En el acto de presentación intervendrán el escritor José Antonio Castro Cebrián; el periodista y locutor, Primitivo Rojas Ramos; y el poeta y editor, Fernando Luis Pérez Poza.
NIEVES GALLARDO CAÑAVERAS nació en Madrid en 1961. Desde muy joven se sintió atraída por los libros y por el arte en general en sus distintas facetas.
Estudió Decoración en la Escuela de Artes Aplicadas y Oficios y, pese a dedicarse profesionalmente a la banca y anteriormente a seguros, nunca abandonó su pasión por la escritura. Actualmente es presidenta de la Asociación cultural PAPEL Y PLUMA, donde se organizan talleres de escritura.
Ha escrito dos poemarios, un libro de haikus, y una novela, "El collar de Julia", que espera salga a la luz en breve. También ha publicadp algún poema en la revista ALTER EGO.
Actualmente está preparando su segunda novela. Para leer alguna de sus poesías, se puede visitar su blog www.talvezsonar.blogspot.com.

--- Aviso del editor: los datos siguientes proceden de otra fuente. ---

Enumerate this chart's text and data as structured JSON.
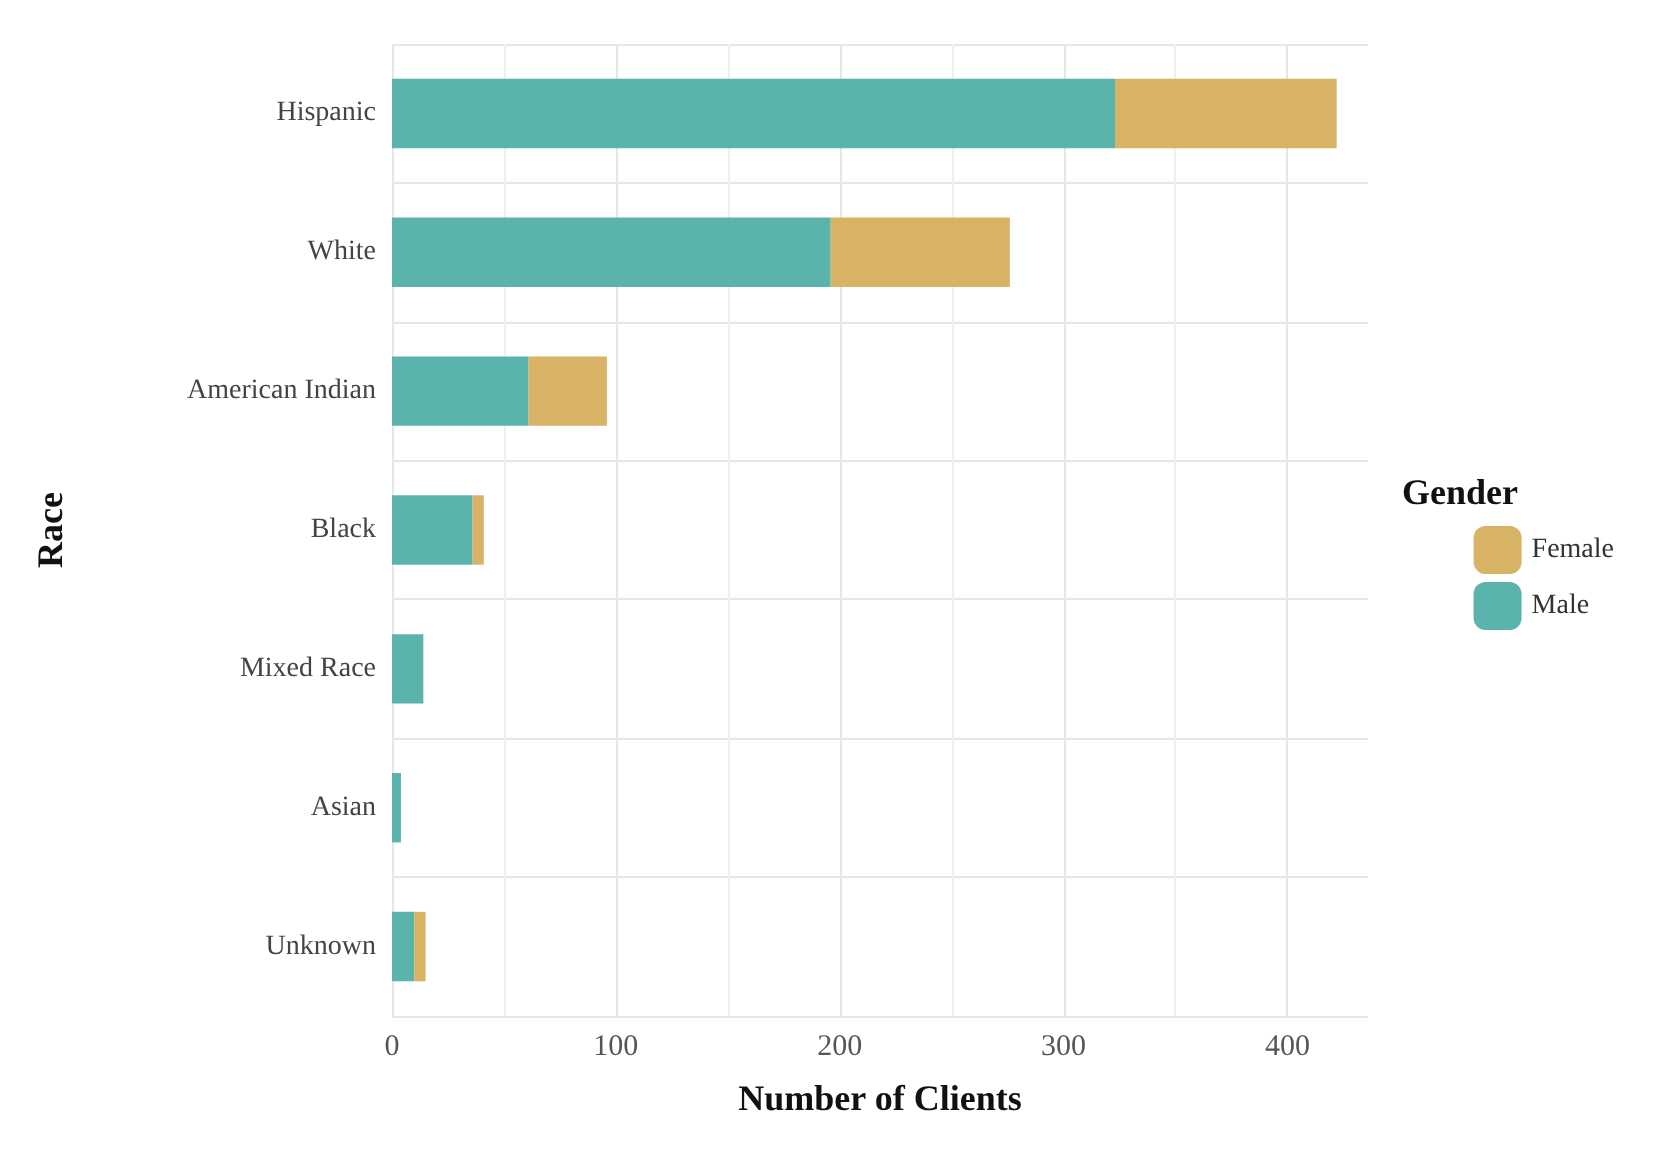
{
  "chart_data": {
    "type": "bar",
    "orientation": "horizontal",
    "stacked": true,
    "xlabel": "Number of Clients",
    "ylabel": "Race",
    "legend_title": "Gender",
    "categories": [
      "Hispanic",
      "White",
      "American Indian",
      "Black",
      "Mixed Race",
      "Asian",
      "Unknown"
    ],
    "series": [
      {
        "name": "Male",
        "color": "#5ab4ac",
        "values": [
          323,
          196,
          61,
          36,
          14,
          4,
          10
        ]
      },
      {
        "name": "Female",
        "color": "#d8b365",
        "values": [
          99,
          80,
          35,
          5,
          0,
          0,
          5
        ]
      }
    ],
    "xlim": [
      0,
      436
    ],
    "xticks": [
      0,
      100,
      200,
      300,
      400
    ],
    "grid": true,
    "legend": "right"
  }
}
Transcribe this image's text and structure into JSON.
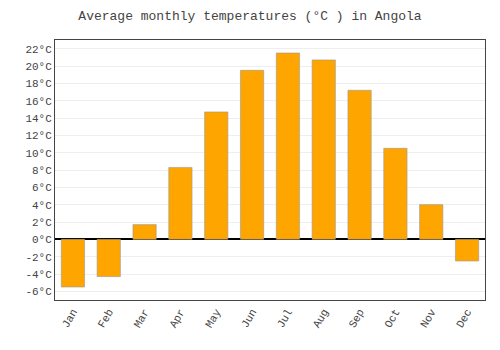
{
  "chart_data": {
    "type": "bar",
    "title": "Average monthly temperatures (°C ) in Angola",
    "categories": [
      "Jan",
      "Feb",
      "Mar",
      "Apr",
      "May",
      "Jun",
      "Jul",
      "Aug",
      "Sep",
      "Oct",
      "Nov",
      "Dec"
    ],
    "values": [
      -5.5,
      -4.3,
      1.7,
      8.3,
      14.7,
      19.5,
      21.5,
      20.7,
      17.2,
      10.5,
      4.0,
      -2.5
    ],
    "color": "#FFA500",
    "ylim": [
      -7,
      23
    ],
    "yticks": [
      {
        "value": -6,
        "label": "-6°C"
      },
      {
        "value": -4,
        "label": "-4°C"
      },
      {
        "value": -2,
        "label": "-2°C"
      },
      {
        "value": 0,
        "label": "0°C"
      },
      {
        "value": 2,
        "label": "2°C"
      },
      {
        "value": 4,
        "label": "4°C"
      },
      {
        "value": 6,
        "label": "6°C"
      },
      {
        "value": 8,
        "label": "8°C"
      },
      {
        "value": 10,
        "label": "10°C"
      },
      {
        "value": 12,
        "label": "12°C"
      },
      {
        "value": 14,
        "label": "14°C"
      },
      {
        "value": 16,
        "label": "16°C"
      },
      {
        "value": 18,
        "label": "18°C"
      },
      {
        "value": 20,
        "label": "20°C"
      },
      {
        "value": 22,
        "label": "22°C"
      }
    ],
    "grid": true
  }
}
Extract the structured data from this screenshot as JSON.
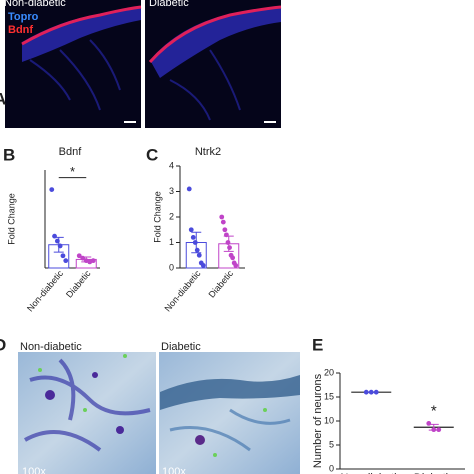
{
  "figure": {
    "panel_a": {
      "letter": "A",
      "left_label": "Non-diabetic",
      "right_label": "Diabetic",
      "stain_1": "Topro",
      "stain_2": "Bdnf"
    },
    "panel_d": {
      "letter": "D",
      "left_label": "Non-diabetic",
      "right_label": "Diabetic",
      "left_mag": "100x",
      "right_mag": "100x"
    },
    "letters": [
      "B",
      "C",
      "E"
    ]
  },
  "chart_data": [
    {
      "type": "bar",
      "title": "Bdnf",
      "ylabel": "Fold Change",
      "categories": [
        "Non-diabetic",
        "Diabetic"
      ],
      "values": [
        0.95,
        0.35
      ],
      "errors": [
        0.3,
        0.1
      ],
      "colors": [
        "#4b4bdc",
        "#c044c8"
      ],
      "points": [
        [
          3.2,
          1.3,
          1.1,
          0.9,
          0.5,
          0.3
        ],
        [
          0.5,
          0.4,
          0.3,
          0.25,
          0.3
        ]
      ],
      "ylim": [
        0,
        4
      ],
      "annotation": "*"
    },
    {
      "type": "bar",
      "title": "Ntrk2",
      "ylabel": "Fold Change",
      "categories": [
        "Non-diabetic",
        "Diabetic"
      ],
      "values": [
        1.0,
        0.95
      ],
      "errors": [
        0.4,
        0.3
      ],
      "colors": [
        "#4b4bdc",
        "#c044c8"
      ],
      "points": [
        [
          3.1,
          1.5,
          1.2,
          1.0,
          0.7,
          0.5,
          0.2,
          0.1
        ],
        [
          2.0,
          1.8,
          1.5,
          1.3,
          1.0,
          0.8,
          0.5,
          0.4,
          0.2,
          0.1
        ]
      ],
      "ylim": [
        0,
        4
      ],
      "yticks": [
        0,
        1,
        2,
        3,
        4
      ]
    },
    {
      "type": "dot",
      "ylabel": "Number of neurons",
      "categories": [
        "Non-diabetic",
        "Diabetic"
      ],
      "values": [
        16,
        8.7
      ],
      "errors": [
        0,
        0.6
      ],
      "colors": [
        "#4b4bdc",
        "#c044c8"
      ],
      "points": [
        [
          16,
          16,
          16
        ],
        [
          9.5,
          8.2,
          8.2
        ]
      ],
      "ylim": [
        0,
        20
      ],
      "yticks": [
        0,
        5,
        10,
        15,
        20
      ],
      "annotation": "*"
    }
  ]
}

Son varios poemas discordantes los que componen este poemario. Cuando parece que las poesías no tienen una misma implicación emotiva leyéndolas por separado, y que, incluso en su "euforia", distan kilómetros entre unas y otras, la apreciación como un "todo" cambia por completo el sentido de su lectura, convirtiéndose en un conjunto disforme, pero bello. El lector, el vividor de esos versos, unas veces mantiene una relación intensa e interpretativa con su propio pasado, con el residuo emocional que late dentro de él mismo, el horizonte distante del pasado se confunde con el presente más inmediato, haciendo que el tiempo se pierda por completo en una especie de capricho nebular. Otras veces ocurre al contrario, el presente es el que se diluye en el recuerdo, sintiendo que algunos poemas nos gritan como propios, haciéndonos prisioneros de la ignorancia más cruel, o de la absurda creencia en la certeza.